自然是假的,我以为你早就明白呢。两个人已经走上了城墙,洛泽看一眼正与洛峙说话的洛湘,这才放心的道,说到底真正薄情的也就只有她而已!

当年我被她打的多惨你难道不知道么?我抱着她的大腿都那么求饶了她放过我了吗?她现在甚至毫不怜惜的卖父亲,谁薄情?有眼睛的人一眼就能看到!

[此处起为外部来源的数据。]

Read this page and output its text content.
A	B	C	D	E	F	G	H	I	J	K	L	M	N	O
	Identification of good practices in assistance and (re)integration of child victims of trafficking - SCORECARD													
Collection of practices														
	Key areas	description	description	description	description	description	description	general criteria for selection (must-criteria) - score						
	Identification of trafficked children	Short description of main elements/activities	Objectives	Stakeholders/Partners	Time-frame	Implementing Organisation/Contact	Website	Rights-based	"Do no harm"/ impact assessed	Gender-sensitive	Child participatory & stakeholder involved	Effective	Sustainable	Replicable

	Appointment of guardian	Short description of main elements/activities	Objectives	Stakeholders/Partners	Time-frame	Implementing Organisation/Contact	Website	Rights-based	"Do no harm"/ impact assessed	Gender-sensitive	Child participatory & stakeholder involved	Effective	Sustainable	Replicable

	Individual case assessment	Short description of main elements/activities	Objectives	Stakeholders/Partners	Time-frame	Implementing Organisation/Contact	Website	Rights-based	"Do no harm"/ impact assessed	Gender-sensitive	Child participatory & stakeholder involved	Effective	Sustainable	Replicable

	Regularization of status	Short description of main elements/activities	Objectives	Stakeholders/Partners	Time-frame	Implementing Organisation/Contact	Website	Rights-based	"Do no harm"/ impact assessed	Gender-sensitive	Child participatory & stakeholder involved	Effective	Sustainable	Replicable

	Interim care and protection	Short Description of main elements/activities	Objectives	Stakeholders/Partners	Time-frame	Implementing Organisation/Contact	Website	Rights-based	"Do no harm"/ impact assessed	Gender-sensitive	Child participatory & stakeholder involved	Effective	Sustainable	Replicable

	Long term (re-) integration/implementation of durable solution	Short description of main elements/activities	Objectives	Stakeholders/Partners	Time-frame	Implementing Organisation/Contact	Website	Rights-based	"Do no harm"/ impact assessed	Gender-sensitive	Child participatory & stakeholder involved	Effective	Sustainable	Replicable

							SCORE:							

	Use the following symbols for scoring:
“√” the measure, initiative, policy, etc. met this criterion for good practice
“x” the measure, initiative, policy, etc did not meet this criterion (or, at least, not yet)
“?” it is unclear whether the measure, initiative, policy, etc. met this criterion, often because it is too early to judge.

洛禾没有赞同洛泽的话,心道要不是你自己百般找死,长姐也不会揍你,毕竟揍你的时候,长姐也费了力气,巴掌打在你身上,她的手也会疼。

这般气人的话洛禾自然不会讲出来,心中明白就好了。

听洛泽说话间,两个人已经来到了洛湘身边,洛湘识趣的停下自己嘴里的话,朝着洛禾扬了扬头:来了?

洛禾嗯了一声,然后隔着洛湘的身体朝洛峙问了句安。

然后洛峙冷哼了一声:虽然这句话我已经让洛湘带给过你,但如今我还是想亲自问一句,

洛禾,你是不是非要害得一家人性命难保,才肯罢休。

重新听到熟悉的话,洛禾心中连一丝异样的情绪都没有了,如今她看着自己的父亲,勾着嘴角道:想来父亲是不满意我当时的回答了,

那么父亲你想听什么,你说出来,我讲给你听,只是那样的话,想来也没有太多的真情实感,其中的承诺自然也就没什么用了。

洛峙说不过大女儿,也说不过小女儿,偏偏儿子也不靠谱,一时之间觉得人生无望,许久之后才吐出来几个字:那么你如今来是干什么?

洛禾轻飘飘的道:来给父亲支个招,不过或许会有更好的结果,也或许会让父亲战死沙场,全凭父亲抉择。

洛峙张了张嘴,怒骂声全部塞到了胸腔,只差一点就要喷出来,然后他看到了城墙之上那随风飘摇的旗帜,上面写着一个大大的芗字,那一刻他的情绪瞬间消散了。

或许是方才与大女儿聊了很多,又见了见欠揍的儿子,洛峙终于想起了自己的身份,他最终只道:你在同你父亲说话?